Looking for help re-arranging these formulae (making 'x' subject in both):

y=3+ [(4a+x)/(a-2x)]

and

ln(x^2 +1) -ln(x+1) =y

Thanks

asterisk_man · Oct 31, 2007, 06:44 AM

For the first one try starting by moving the 3 to the left and then multiplying both sides by (a-2x).

For the second one just remember that $e^{\ln x}=x$ so make each side the exponent of e and solve from there.

dcfcviper · Oct 31, 2007, 06:51 AM

Originally Posted by asterisk_man

For the first one try starting out by moving the 3 to the left and then multiplying both sides by (a-2x).

For the second one just remember that $e^{\ln x}=x$ so make each side the exponent of e and solve from there.

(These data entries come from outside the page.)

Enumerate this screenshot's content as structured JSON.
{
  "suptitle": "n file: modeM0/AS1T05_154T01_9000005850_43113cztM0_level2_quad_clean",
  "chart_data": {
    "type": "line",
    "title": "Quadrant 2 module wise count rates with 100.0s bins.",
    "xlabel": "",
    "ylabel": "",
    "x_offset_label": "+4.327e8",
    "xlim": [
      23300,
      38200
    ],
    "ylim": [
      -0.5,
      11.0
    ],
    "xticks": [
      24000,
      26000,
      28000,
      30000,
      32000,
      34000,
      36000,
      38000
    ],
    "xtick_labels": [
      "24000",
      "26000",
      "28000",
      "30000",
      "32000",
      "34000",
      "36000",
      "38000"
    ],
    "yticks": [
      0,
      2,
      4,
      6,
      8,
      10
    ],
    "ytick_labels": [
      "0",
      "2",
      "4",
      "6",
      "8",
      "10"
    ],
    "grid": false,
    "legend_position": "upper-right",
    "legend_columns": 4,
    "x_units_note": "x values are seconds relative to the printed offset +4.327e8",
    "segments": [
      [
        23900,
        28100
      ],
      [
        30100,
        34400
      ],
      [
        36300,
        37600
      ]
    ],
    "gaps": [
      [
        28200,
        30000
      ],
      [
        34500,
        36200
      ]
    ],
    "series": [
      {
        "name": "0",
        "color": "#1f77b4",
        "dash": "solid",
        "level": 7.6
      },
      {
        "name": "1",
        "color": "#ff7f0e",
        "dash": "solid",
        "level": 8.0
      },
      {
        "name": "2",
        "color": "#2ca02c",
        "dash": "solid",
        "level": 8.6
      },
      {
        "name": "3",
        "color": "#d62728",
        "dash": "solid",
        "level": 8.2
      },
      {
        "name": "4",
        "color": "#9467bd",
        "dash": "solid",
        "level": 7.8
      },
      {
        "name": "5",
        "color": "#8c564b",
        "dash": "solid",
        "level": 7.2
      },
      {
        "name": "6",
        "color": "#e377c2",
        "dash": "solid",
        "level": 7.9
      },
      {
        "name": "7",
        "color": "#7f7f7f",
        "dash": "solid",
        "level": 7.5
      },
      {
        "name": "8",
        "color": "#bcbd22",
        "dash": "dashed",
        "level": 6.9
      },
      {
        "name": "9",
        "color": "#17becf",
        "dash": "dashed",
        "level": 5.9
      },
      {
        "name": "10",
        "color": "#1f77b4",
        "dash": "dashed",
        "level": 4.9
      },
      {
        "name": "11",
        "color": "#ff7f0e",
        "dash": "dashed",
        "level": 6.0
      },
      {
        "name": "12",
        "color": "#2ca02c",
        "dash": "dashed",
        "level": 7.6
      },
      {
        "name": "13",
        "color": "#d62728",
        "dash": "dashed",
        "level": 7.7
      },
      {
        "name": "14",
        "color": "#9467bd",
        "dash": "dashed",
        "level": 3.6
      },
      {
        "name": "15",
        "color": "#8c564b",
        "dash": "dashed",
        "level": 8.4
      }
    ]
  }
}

Thanks for the quick response. Done the second one now. Already started the first one a different way but have now got to the same line I got stuck on before.

asterisk_man · Oct 31, 2007, 07:18 AM

You can post your results or work and we can check it and give additional comments.

dcfcviper · Oct 31, 2007, 07:30 AM

y=3+ [(4a+x)/(a-2x)]

(y-3) = [(4a+x)/(a-2x)]

(y-3)(a-2x) = 4a+x

ay-2xy-3a+6x = 4a+x

ay-2xy-7a=-5x

asterisk_man · Oct 31, 2007, 10:22 AM

OK. What you have so far looks good. Just move all the terms that include x to the left and the terms that don't include x to the right. Then factor out the x from the one side and divide both sides by what's left.
Make sense?

dcfcviper · Oct 31, 2007, 10:27 AM

100% and so obvious no you've said it :D

Feel like a muppet now :(

Thanks for the help :thup:

asterisk_man · Oct 31, 2007, 10:39 AM

No problem. Don't forget to rate my answer if it was helpful ;)